McMurry Andrew J, Gilbert Clint A, Reis Ben Y, Chueh Henry C, Kohane Isaac S, Mandl Kenneth D
Children's Hospital Informatics Program at the Harvard-MIT Division of Health Sciences and Technology, 300 Longwood Ave., Enders Room 150, Boston, MA 02115, USA.
J Am Med Inform Assoc. 2007 Jul-Aug;14(4):527-33. doi: 10.1197/jamia.M2371. Epub 2007 Apr 25.
This study sought to define a scalable architecture to support the National Health Information Network (NHIN). This architecture must concurrently support a wide range of public health, research, and clinical care activities.
The architecture fulfils five desiderata: (1) adopt a distributed approach to data storage to protect privacy, (2) enable strong institutional autonomy to engender participation, (3) provide oversight and transparency to ensure patient trust, (4) allow variable levels of access according to investigator needs and institutional policies, (5) define a self-scaling architecture that encourages voluntary regional collaborations that coalesce to form a nationwide network.

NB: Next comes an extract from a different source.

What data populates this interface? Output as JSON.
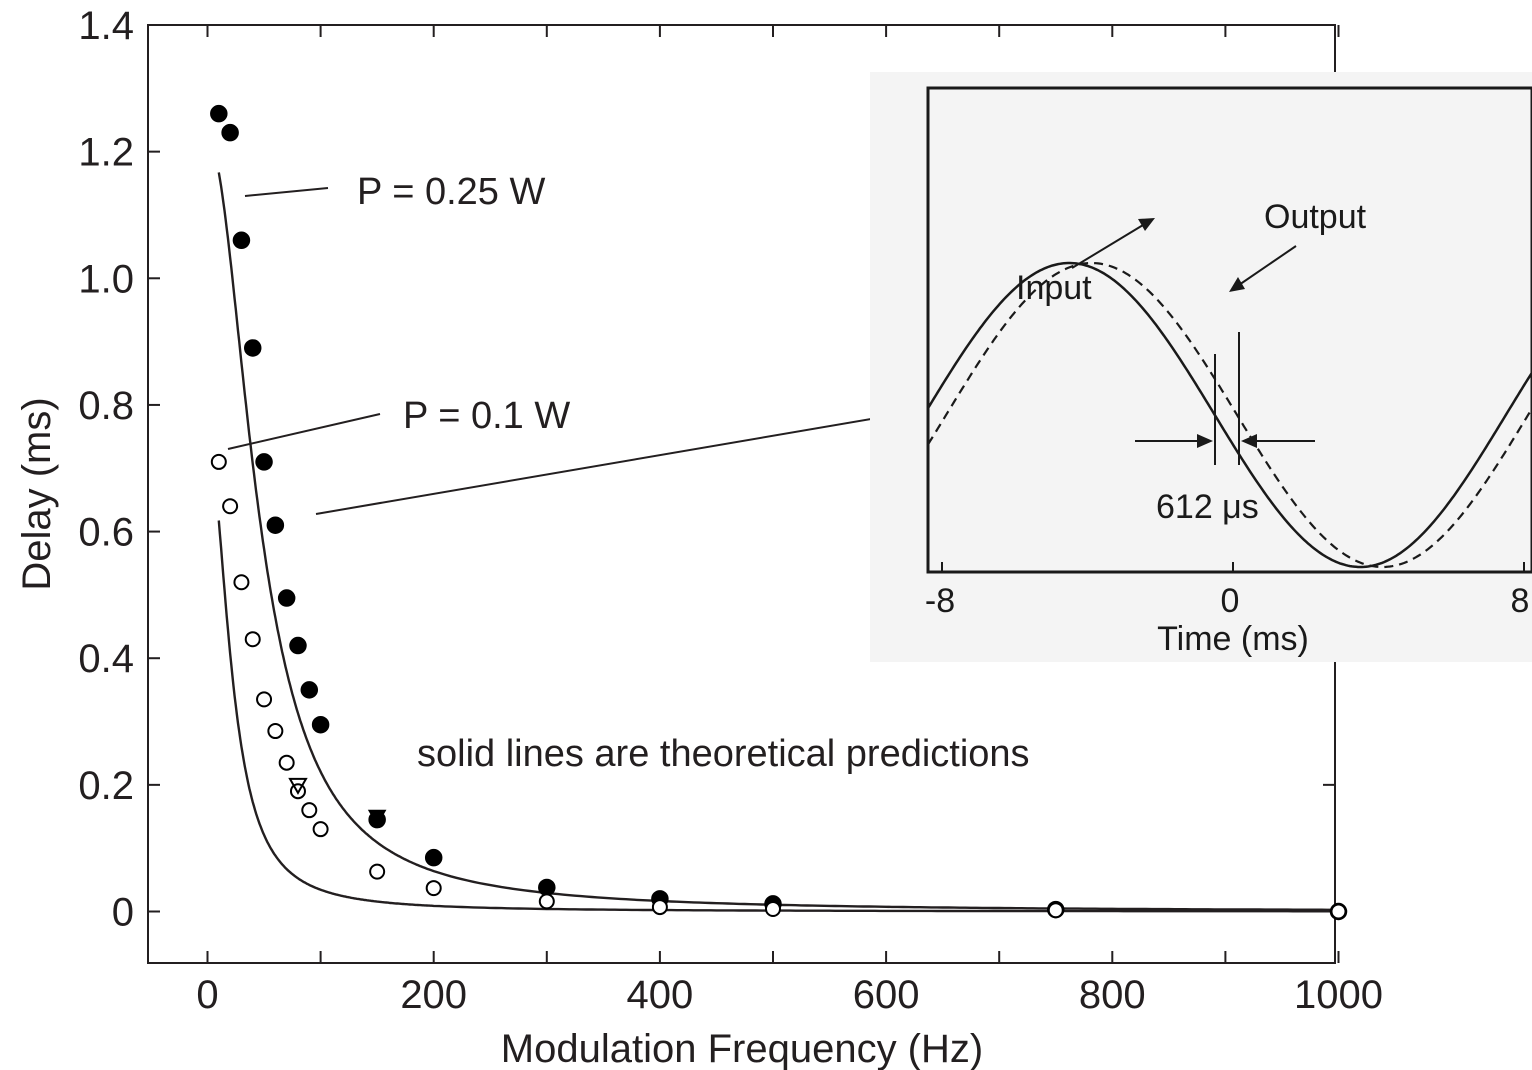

Our model has been validated by a large-scale, multi-institution study involving seven medical centers for cancer research. It is the basis of one of four open architectures developed under funding from the Office of the National Coordinator of Health Information Technology, fulfilling the biosurveillance use case defined by the American Health Information Community. The model supports broad applicability for regional and national clinical information exchanges.
This model shows the feasibility of an architecture wherein the requirements of care providers, investigators, and public health authorities are served by a distributed model that grants autonomy, protects privacy, and promotes participation.
本研究旨在定义一种可扩展的架构,以支持国家卫生信息网络(NHIN)。该架构必须同时支持广泛的公共卫生、研究和临床护理活动。
该架构满足五个要求:(1)采用分布式数据存储方法以保护隐私;(2)赋予强大的机构自主权以促进参与;(3)提供监督和透明度以确保患者信任;(4)根据研究者需求和机构政策允许不同级别的访问;(5)定义一种自我扩展的架构,鼓励自愿的区域合作,这些合作汇聚形成一个全国性网络。
我们的模型已通过一项涉及七个癌症研究医疗中心的大规模多机构研究得到验证。它是在卫生信息技术国家协调员办公室资助下开发的四个开放架构之一的基础,满足了美国卫生信息社区定义的生物监测用例。该模型支持在区域和国家层面广泛应用于临床信息交换。
该模型展示了一种架构的可行性,即通过一种分布式模型来满足护理提供者、研究者和公共卫生当局的需求,该模型赋予自主权、保护隐私并促进参与。